Fraud. Scam. Phishing. Regardless of what you call these illicit activities, it’s important to protect yourself against the bad players that take advantage of weaknesses for their gain. Not only is it inconvenient, but there’s often a financial cost when you’re a victim of fraud.
The IRS releases an annual ‘Dirty Dozen’ list featuring the top taxpayer scams for the coming year. The list is certainly not exhaustive of every potential pitfall out there, but it is an excellent place to start educating yourself (and your team if you’re a business owner). Here’s a summary of the 2023 IRS Dirty Dozen.
Employer Retention Credit Promoters: Businesses have been targeted by companies claiming to help them submit tax returns and adjustments to take maximum advantage of the Employee Retention Credit (ERC). These promoters collect a fee for preparation services, which is often tied to the value of the proposed credit. Usually, the targeted businesses don’t qualify for the credit, so when the adjustment claim is either rejected by the IRS or found to be incorrect during an audit, the business is out the funds paid to the promoter, as well as any monies received from the ERC they were not eligible for and potential IRS fees.
Phishing and Smishing Scams: Emails, texts, phone calls. These are all popular channels for scammers trying to obtain sensitive information from taxpayers by lying and saying they work for the IRS. Please remember that the IRS will always initiate contact with taxpayers by mail.
Online Account Assistance: The IRS Online Account tool provides helpful information to taxpayers. Scammers are using this as an opportunity to learn social security numbers and other sensitive information by calling and offering to help taxpayer set up their online accounts. This can lead to identity theft and a big headache for taxpayers trying to sort everything out.
Fuel Tax Credit Promoters: Like the Employee Retention Credit promotors, Fuel Tax Credit promoters claim that the taxpayer is qualified for the credit when they may not be. These scammers usually charge a big fee to assist the taxpayer in submitting these claims.
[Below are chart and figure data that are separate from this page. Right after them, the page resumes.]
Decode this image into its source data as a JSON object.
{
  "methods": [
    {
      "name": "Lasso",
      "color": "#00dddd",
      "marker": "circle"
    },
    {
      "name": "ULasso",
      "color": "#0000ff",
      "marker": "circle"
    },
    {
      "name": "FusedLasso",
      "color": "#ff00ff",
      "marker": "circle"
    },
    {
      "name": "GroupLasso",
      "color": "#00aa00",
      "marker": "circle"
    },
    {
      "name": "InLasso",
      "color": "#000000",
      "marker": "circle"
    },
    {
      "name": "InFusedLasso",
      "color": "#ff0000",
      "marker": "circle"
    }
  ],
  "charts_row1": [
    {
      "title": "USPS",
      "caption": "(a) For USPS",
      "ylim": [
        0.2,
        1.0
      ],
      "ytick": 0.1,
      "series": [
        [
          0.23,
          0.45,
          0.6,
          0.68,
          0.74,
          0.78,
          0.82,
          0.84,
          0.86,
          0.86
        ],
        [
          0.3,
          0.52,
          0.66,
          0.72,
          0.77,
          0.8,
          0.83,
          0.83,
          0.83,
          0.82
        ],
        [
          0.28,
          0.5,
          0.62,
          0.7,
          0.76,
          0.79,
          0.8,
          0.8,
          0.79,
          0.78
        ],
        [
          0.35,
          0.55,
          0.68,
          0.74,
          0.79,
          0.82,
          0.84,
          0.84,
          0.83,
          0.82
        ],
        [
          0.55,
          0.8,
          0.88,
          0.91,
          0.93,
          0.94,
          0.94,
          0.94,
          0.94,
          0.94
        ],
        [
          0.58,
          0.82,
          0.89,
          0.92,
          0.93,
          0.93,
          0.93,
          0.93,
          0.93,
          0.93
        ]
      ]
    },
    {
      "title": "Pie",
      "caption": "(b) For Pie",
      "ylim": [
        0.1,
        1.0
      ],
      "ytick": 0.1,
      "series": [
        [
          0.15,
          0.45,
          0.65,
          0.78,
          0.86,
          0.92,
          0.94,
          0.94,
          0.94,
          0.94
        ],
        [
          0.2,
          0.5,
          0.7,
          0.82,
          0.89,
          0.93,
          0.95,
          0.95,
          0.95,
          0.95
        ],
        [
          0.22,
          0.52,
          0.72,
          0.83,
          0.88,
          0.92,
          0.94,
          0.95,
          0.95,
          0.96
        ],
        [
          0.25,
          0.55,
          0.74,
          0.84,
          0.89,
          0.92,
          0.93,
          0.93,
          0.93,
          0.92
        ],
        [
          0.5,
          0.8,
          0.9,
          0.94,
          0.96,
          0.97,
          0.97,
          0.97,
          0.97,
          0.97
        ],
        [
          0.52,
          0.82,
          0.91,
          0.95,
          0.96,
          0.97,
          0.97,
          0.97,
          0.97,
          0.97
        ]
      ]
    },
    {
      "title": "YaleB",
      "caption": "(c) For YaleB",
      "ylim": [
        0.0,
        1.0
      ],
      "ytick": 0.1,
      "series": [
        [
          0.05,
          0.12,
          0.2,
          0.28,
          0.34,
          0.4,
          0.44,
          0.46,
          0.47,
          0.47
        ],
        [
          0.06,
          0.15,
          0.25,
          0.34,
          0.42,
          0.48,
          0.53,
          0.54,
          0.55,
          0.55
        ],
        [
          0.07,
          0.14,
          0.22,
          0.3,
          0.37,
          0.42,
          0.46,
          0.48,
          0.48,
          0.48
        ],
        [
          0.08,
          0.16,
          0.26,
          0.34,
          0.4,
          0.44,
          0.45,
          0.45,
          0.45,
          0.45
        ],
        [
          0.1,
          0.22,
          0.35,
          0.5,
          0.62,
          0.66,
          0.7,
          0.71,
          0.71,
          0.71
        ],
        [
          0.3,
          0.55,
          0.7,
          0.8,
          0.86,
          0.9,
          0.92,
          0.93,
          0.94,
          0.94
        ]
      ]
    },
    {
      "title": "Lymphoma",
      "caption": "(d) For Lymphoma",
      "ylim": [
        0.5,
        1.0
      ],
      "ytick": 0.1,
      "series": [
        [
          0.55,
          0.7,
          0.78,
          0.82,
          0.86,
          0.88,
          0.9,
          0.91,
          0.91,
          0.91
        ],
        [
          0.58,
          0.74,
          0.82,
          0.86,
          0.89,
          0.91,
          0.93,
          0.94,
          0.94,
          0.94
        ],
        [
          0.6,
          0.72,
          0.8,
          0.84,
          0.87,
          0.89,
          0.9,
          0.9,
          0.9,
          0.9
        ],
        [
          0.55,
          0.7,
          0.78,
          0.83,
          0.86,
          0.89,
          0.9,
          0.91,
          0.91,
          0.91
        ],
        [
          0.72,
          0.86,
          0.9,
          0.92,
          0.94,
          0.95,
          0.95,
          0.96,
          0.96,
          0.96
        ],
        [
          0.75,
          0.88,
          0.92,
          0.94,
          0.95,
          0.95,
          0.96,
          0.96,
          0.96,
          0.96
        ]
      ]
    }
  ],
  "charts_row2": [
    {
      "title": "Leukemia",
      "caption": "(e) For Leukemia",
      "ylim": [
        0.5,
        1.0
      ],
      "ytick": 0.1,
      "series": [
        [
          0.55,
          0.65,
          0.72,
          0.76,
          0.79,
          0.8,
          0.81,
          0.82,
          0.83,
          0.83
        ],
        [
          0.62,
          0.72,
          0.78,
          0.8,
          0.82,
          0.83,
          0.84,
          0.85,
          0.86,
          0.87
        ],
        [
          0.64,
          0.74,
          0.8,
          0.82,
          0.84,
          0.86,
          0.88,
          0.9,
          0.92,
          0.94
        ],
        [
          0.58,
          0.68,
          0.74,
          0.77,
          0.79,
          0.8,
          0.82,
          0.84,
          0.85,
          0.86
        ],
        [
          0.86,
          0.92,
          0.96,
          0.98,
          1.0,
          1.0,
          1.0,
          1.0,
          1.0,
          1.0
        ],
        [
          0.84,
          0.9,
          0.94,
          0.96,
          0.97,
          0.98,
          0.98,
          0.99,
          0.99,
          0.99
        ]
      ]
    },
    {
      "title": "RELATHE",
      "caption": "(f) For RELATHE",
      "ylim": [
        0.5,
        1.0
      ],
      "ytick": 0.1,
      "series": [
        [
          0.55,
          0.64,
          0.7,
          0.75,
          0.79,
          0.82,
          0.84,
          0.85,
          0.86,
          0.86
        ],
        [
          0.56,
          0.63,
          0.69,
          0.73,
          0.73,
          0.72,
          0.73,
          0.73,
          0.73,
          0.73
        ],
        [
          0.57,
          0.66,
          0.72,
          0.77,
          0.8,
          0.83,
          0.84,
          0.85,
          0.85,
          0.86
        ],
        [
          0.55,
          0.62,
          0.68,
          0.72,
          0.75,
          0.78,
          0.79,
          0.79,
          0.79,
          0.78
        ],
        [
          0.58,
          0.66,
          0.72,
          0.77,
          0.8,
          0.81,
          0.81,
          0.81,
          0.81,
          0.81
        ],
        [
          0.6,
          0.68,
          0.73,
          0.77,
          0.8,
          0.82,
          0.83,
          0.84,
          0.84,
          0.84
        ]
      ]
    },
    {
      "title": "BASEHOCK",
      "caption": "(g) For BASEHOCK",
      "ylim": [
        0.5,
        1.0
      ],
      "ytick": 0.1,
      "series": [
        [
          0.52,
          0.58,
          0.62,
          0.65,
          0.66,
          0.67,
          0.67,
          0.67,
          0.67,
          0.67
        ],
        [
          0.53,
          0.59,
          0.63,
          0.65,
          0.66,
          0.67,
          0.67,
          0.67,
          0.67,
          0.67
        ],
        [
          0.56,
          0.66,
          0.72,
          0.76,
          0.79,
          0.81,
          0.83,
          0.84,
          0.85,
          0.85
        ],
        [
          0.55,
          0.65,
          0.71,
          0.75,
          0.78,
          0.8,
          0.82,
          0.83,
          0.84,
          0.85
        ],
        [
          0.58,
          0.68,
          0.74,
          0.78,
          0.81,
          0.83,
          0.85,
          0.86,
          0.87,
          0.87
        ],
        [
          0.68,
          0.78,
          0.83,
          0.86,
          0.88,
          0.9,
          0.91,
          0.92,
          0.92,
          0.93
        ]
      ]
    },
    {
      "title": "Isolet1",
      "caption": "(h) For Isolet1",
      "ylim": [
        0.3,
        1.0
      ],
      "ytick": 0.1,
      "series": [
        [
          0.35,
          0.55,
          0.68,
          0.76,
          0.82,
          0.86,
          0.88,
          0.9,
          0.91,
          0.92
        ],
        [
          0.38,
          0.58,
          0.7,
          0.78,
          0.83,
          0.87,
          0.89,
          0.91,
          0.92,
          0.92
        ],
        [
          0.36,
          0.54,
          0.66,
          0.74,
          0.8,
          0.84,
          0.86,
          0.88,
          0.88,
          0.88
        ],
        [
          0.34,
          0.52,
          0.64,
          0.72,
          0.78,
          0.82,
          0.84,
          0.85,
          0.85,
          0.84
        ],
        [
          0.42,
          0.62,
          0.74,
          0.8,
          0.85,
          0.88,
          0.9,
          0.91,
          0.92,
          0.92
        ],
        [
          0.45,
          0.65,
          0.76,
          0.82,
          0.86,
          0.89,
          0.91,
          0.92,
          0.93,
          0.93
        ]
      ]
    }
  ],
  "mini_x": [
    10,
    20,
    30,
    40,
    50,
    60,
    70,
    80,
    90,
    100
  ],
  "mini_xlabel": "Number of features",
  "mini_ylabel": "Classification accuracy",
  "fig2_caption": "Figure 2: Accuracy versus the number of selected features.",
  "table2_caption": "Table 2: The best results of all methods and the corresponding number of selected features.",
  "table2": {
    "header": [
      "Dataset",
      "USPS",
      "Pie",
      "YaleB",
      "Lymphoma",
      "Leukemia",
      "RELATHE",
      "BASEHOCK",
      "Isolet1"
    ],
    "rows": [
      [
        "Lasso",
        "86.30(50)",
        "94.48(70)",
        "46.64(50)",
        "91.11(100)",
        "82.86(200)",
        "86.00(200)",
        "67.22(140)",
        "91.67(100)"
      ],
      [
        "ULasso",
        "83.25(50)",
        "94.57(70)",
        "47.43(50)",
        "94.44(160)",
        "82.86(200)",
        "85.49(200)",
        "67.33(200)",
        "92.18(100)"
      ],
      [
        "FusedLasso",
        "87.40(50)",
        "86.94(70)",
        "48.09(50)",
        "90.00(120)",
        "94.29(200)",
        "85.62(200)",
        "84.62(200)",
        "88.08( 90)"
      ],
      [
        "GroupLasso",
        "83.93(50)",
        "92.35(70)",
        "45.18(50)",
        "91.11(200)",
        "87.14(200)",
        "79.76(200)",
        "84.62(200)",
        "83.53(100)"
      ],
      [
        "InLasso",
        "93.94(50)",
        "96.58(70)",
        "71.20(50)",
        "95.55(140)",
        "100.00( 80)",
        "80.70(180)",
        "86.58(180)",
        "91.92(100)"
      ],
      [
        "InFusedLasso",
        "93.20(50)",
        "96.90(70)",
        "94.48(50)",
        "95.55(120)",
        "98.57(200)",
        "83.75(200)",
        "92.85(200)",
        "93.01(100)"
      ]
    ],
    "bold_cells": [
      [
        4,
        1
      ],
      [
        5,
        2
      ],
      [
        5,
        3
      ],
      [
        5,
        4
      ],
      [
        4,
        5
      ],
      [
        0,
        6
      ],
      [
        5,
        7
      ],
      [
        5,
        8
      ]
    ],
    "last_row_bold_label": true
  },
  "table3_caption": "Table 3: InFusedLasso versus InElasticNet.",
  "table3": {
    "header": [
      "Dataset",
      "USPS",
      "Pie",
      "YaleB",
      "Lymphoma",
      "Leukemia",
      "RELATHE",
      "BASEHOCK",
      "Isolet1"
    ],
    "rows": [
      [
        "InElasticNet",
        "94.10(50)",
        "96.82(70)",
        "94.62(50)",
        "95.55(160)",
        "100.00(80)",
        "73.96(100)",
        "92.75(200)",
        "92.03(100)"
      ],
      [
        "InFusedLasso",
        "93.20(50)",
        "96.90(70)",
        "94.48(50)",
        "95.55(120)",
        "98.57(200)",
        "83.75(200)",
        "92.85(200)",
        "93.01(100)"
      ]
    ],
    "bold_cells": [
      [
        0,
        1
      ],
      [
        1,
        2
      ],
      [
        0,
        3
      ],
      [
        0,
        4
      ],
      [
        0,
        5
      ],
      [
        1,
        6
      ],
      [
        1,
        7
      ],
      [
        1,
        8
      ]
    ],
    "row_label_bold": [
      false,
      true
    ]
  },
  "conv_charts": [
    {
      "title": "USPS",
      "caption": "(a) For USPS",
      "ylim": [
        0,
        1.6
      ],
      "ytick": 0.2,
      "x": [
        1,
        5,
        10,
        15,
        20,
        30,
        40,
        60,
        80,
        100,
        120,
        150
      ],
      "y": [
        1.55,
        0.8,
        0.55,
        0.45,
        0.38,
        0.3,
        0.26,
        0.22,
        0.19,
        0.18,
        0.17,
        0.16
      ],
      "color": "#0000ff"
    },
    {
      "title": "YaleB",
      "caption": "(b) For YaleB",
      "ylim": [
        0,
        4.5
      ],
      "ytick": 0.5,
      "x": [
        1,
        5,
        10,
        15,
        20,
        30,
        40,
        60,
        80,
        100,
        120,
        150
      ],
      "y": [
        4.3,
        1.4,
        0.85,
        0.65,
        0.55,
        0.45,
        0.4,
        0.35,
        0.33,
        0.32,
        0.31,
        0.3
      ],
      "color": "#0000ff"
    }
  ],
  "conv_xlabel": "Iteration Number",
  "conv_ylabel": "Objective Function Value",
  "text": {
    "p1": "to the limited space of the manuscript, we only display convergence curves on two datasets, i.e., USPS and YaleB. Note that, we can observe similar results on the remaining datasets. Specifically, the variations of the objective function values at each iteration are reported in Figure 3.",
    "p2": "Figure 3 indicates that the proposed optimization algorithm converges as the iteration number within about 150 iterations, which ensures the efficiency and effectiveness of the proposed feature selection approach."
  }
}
Fake Charity Scams: Major disasters like hurricanes, floods, and wildfires can lead to an increase in counterfeit charities to dupe taxpayers. When these disasters occur, people want to help those affected. Scammers take advantage of this generosity by using fake charities as a front for stealing money and private information. Be sure to take the time to thoroughly research any organization before donating.
Shady Tax Preparers: Common warning signs of a shady tax preparer include charging a fee based on the size of the refund or refusing to sign the form as a preparer as required by law. Make sure you’re using a trusted and knowledgeable tax preparer.
Social Media Trends: While this may seem unsurprising to most, it bears repeating – you can’t always trust what you hear on the internet. Social media can circulate misinformation quickly, including ‘hacks’ for getting a bigger tax refund. These trends usually involve lying on tax forms or creating false income. The IRS reminds taxpayers that falsifying tax documents is illegal and penalties are involved.
Spearphishing Email Scams: Bad players have been sending email requests to tax preparers, and payroll and human resources teams to try and gain sensitive client and employee data like W-2 information. These requests can look like they’re from a potential new client, and the scammers then use the data they collect to submit a series of false tax refund filings and collect on the tax returns. Businesses can protect themselves with these cybersecurity tips.
Offer in Compromise Mills: Promoters target taxpayers that owe the IRS money by offering to settle their debts with the IRS at a steep discount for a fee. Many times, the targeted taxpayers don’t meet the technical requirements to obtain an offer, meaning they still owe the IRS the same amount and are paying excessive fees to these companies. Taxpayers can check their eligibility for an Offer in Compromise using this free IRS tool.
Charitable Remainder Annuity Trust Schemes: Promoters can misuse Charitable Remainder Annuity Trusts and monetized installment sales by misapplying the rules, leaving filers vulnerable. These types of schemes are often targeted at wealthy taxpayers.
Tax Avoidance Schemes: The IRS warns taxpayers to be wary of anyone claiming to reduce their taxes owed drastically or even to nothing. This could include micro-captive insurance arrangements, international accounts, and syndicated conservation easements.
Be diligent with your information, teach your employees how to recognize scams, and be sure to discuss any changes in tax strategy with your trusted tax professional. If anyone contacts you with a claim that seems too good to be true, it probably is.